我确实在努力抓取一个网站。我从这里坐了四个小时。我在网上搜索解释,也有stackoverflow。

这是页面的结构。

<h2>AFRICA (54)</h2>
<ul>
    <li> <a href="https://www.worldatlas.com/webimage/countrys/africa/dz.htm">Algeria</a> *54
</ul>

,此代码结构进行6次。因为它有6个大洲。 我的问题是我得到了所有标签,但是我只想要标签标签的文本在h2标签下面。

那是我的代码:

import requests
from bs4 import BeautifulSoup

url = requests.get('https://www.worldatlas.com/cntycont.htm')
html_text = url.text
soup = BeautifulSoup(html_text,'lxml')

continent_name_resultset = soup.findAll('h2',limit=6)
country_name_resultset = soup.findAll('big',limit=1)
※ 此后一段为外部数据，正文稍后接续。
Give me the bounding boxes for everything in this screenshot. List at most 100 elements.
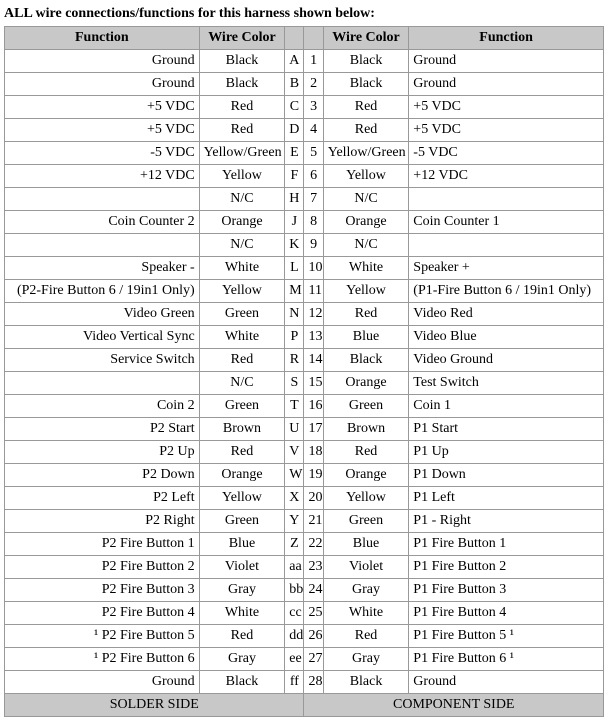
- wirecolor-right: Black: [323, 671, 409, 694]
- function-left: +5 VDC: [5, 119, 200, 142]
- function-left: P2 Up: [5, 441, 200, 464]
- function-left: +5 VDC: [5, 96, 200, 119]
- wirecolor-left: Black: [199, 50, 285, 73]
- wirecolor-left: Red: [199, 119, 285, 142]
- function-right: P1 Fire Button 5 ¹: [409, 625, 604, 648]
- pin-number: 22: [304, 533, 323, 556]
- wirecolor-left: Orange: [199, 464, 285, 487]
- pin-letter: B: [285, 73, 304, 96]
- function-right: P1 Left: [409, 487, 604, 510]
- wirecolor-left: Gray: [199, 579, 285, 602]
- function-right: Ground: [409, 50, 604, 73]
- function-left: P2 Fire Button 2: [5, 556, 200, 579]
- function-left: P2 Right: [5, 510, 200, 533]
- pin-number: 26: [304, 625, 323, 648]
- pin-letter: E: [285, 142, 304, 165]
- function-right: P1 Fire Button 4: [409, 602, 604, 625]
- table-row: P2 DownOrangeW19OrangeP1 Down: [5, 464, 604, 487]
- pin-number: 27: [304, 648, 323, 671]
- wirecolor-right: Black: [323, 349, 409, 372]
- wirecolor-right: Red: [323, 303, 409, 326]
- function-right: P1 Fire Button 2: [409, 556, 604, 579]
- table-row: GroundBlackff28BlackGround: [5, 671, 604, 694]
- table-row: ¹ P2 Fire Button 6Grayee27GrayP1 Fire Bu…: [5, 648, 604, 671]
- table-row: Video Vertical SyncWhiteP13BlueVideo Blu…: [5, 326, 604, 349]
- function-right: +5 VDC: [409, 96, 604, 119]
- wirecolor-left: Yellow: [199, 487, 285, 510]
- pin-number: 10: [304, 257, 323, 280]
- function-left: Service Switch: [5, 349, 200, 372]
- pin-number: 1: [304, 50, 323, 73]
- table-row: (P2-Fire Button 6 / 19in1 Only)YellowM11…: [5, 280, 604, 303]
- pin-letter: dd: [285, 625, 304, 648]
- function-right: Ground: [409, 73, 604, 96]
- pin-letter: T: [285, 395, 304, 418]
- function-left: Speaker -: [5, 257, 200, 280]
- wirecolor-right: Red: [323, 96, 409, 119]
- function-right: Video Blue: [409, 326, 604, 349]
- pin-number: 5: [304, 142, 323, 165]
- wirecolor-right: Green: [323, 510, 409, 533]
- pin-number: 25: [304, 602, 323, 625]
- pin-number: 19: [304, 464, 323, 487]
- table-row: +5 VDCRedD4Red+5 VDC: [5, 119, 604, 142]
- pin-number: 24: [304, 579, 323, 602]
- table-row: Speaker -WhiteL10WhiteSpeaker +: [5, 257, 604, 280]
- function-right: Video Red: [409, 303, 604, 326]
- wirecolor-left: Blue: [199, 533, 285, 556]
- wirecolor-right: Blue: [323, 533, 409, 556]
- function-right: Coin Counter 1: [409, 211, 604, 234]
- footer-component-side: COMPONENT SIDE: [304, 694, 604, 717]
- function-left: ¹ P2 Fire Button 5: [5, 625, 200, 648]
- wirecolor-right: Gray: [323, 579, 409, 602]
- wirecolor-left: Yellow: [199, 165, 285, 188]
- wirecolor-right: Yellow/Green: [323, 142, 409, 165]
- wirecolor-left: Red: [199, 625, 285, 648]
- wirecolor-right: Brown: [323, 418, 409, 441]
- function-right: (P1-Fire Button 6 / 19in1 Only): [409, 280, 604, 303]
- header-wirecolor-left: Wire Color: [199, 27, 285, 50]
- pin-number: 12: [304, 303, 323, 326]
- table-row: +12 VDCYellowF6Yellow+12 VDC: [5, 165, 604, 188]
- table-row: N/CH7N/C: [5, 188, 604, 211]
- function-left: P2 Down: [5, 464, 200, 487]
- function-left: +12 VDC: [5, 165, 200, 188]
- pin-number: 18: [304, 441, 323, 464]
- pin-number: 2: [304, 73, 323, 96]
- pin-number: 23: [304, 556, 323, 579]
- function-right: +12 VDC: [409, 165, 604, 188]
- function-right: Speaker +: [409, 257, 604, 280]
- wirecolor-right: Black: [323, 50, 409, 73]
- header-pin-right: [304, 27, 323, 50]
- pin-number: 17: [304, 418, 323, 441]
- function-left: Ground: [5, 50, 200, 73]
- function-right: [409, 188, 604, 211]
- pin-number: 21: [304, 510, 323, 533]
- table-row: Coin 2GreenT16GreenCoin 1: [5, 395, 604, 418]
- pin-letter: M: [285, 280, 304, 303]
- wirecolor-right: White: [323, 257, 409, 280]
- page-title: ALL wire connections/functions for this …: [4, 6, 604, 22]
- pin-letter: D: [285, 119, 304, 142]
- table-row: N/CK9N/C: [5, 234, 604, 257]
- function-left: [5, 372, 200, 395]
- pin-letter: F: [285, 165, 304, 188]
- function-left: (P2-Fire Button 6 / 19in1 Only): [5, 280, 200, 303]
- function-right: P1 Fire Button 1: [409, 533, 604, 556]
- wirecolor-left: White: [199, 257, 285, 280]
- function-left: P2 Fire Button 4: [5, 602, 200, 625]
- table-row: P2 StartBrownU17BrownP1 Start: [5, 418, 604, 441]
- function-right: Coin 1: [409, 395, 604, 418]
- wirecolor-left: Orange: [199, 211, 285, 234]
- wirecolor-left: White: [199, 602, 285, 625]
- function-left: -5 VDC: [5, 142, 200, 165]
- wirecolor-right: Violet: [323, 556, 409, 579]
- table-row: P2 UpRedV18RedP1 Up: [5, 441, 604, 464]
- wirecolor-left: Red: [199, 349, 285, 372]
- function-right: [409, 234, 604, 257]
- function-right: P1 Start: [409, 418, 604, 441]
- function-left: P2 Left: [5, 487, 200, 510]
- pin-letter: Y: [285, 510, 304, 533]
- pin-letter: J: [285, 211, 304, 234]
- wirecolor-left: Yellow/Green: [199, 142, 285, 165]
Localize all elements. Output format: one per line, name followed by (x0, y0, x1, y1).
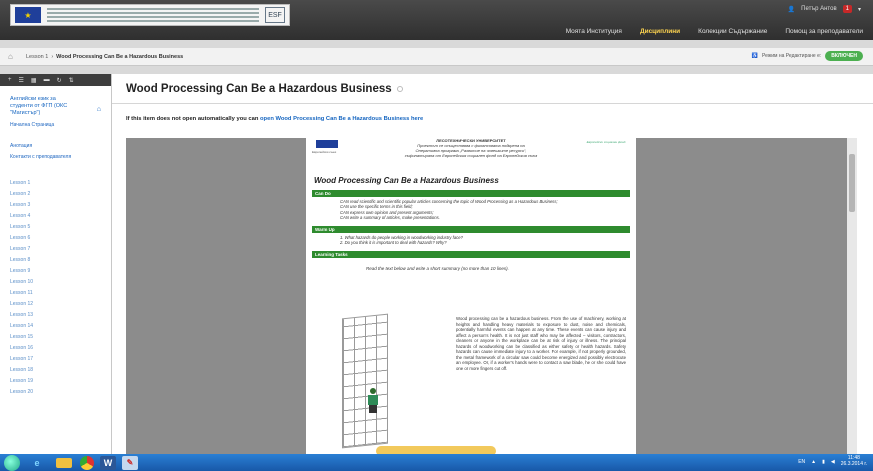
learning-tasks-header: Learning Tasks (312, 250, 630, 258)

for i in continent_name_resultset:
    print((i.find(text=True).strip())[:-5])

list = soup.find_all('a')
for i in list:
    print(i.find(text=True))

我的目标是实现这种格式:

Continent  |  Country
Africa        Algeria
Africa        Angora
          ...
          ...

我希望你们能帮助我。

非常感谢 毒菌素

3 个答案:

答案 0 :(得分:1)

尝试此操作以获取所需的输出(仅适用于Africa内的国家/地区):

import requests
from bs4 import BeautifulSoup

url = requests.get('https://www.worldatlas.com/cntycont.htm')
soup = BeautifulSoup(url.text,'lxml')
for items in soup.find_all("h2",limit=1):
    for item in items.find_next_sibling().find_all("li"):
        country = items.get_text(strip=True).split(" (")[0]
        name = item.find("a").get_text(strip=True)
        print(f'{country} {name}')

输出类似于:

AFRICA Algeria
AFRICA Angola
AFRICA Benin
AFRICA Botswana
AFRICA Burkina
AFRICA Burundi
AFRICA Cameroon
AFRICA Cape Verde

但是,如果您希望获得所有这些,请尝试以下操作:

url = requests.get('https://www.worldatlas.com/cntycont.htm')
soup = BeautifulSoup(url.text,'lxml')
for items in soup.find_all("h2",limit=6):
    for item in items.find_next_sibling().find_all("li"):
        country = items.get_text(strip=True).split(" (")[0]
        name = item.find("a").get_text(strip=True)
        print(f'{country} {name}')

答案 1 :(得分:0)

这给出了一个关于大陆及其国家的字典;

import requests
from bs4 import BeautifulSoup

url = requests.get('https://www.worldatlas.com/cntycont.htm')
html_text = url.text
soup = BeautifulSoup(html_text,'lxml')


mydivs = soup.findAll("div", {"class": "miscTxt"})


for tag in mydivs:
    h2Tags = tag.find_all("h2", limit=6)
    ulTags = tag.find_all("ul", limit=6)
    continents=[]
    countries = []
    for cont in h2Tags:
        continents.append(cont.text.split('(')[0].strip())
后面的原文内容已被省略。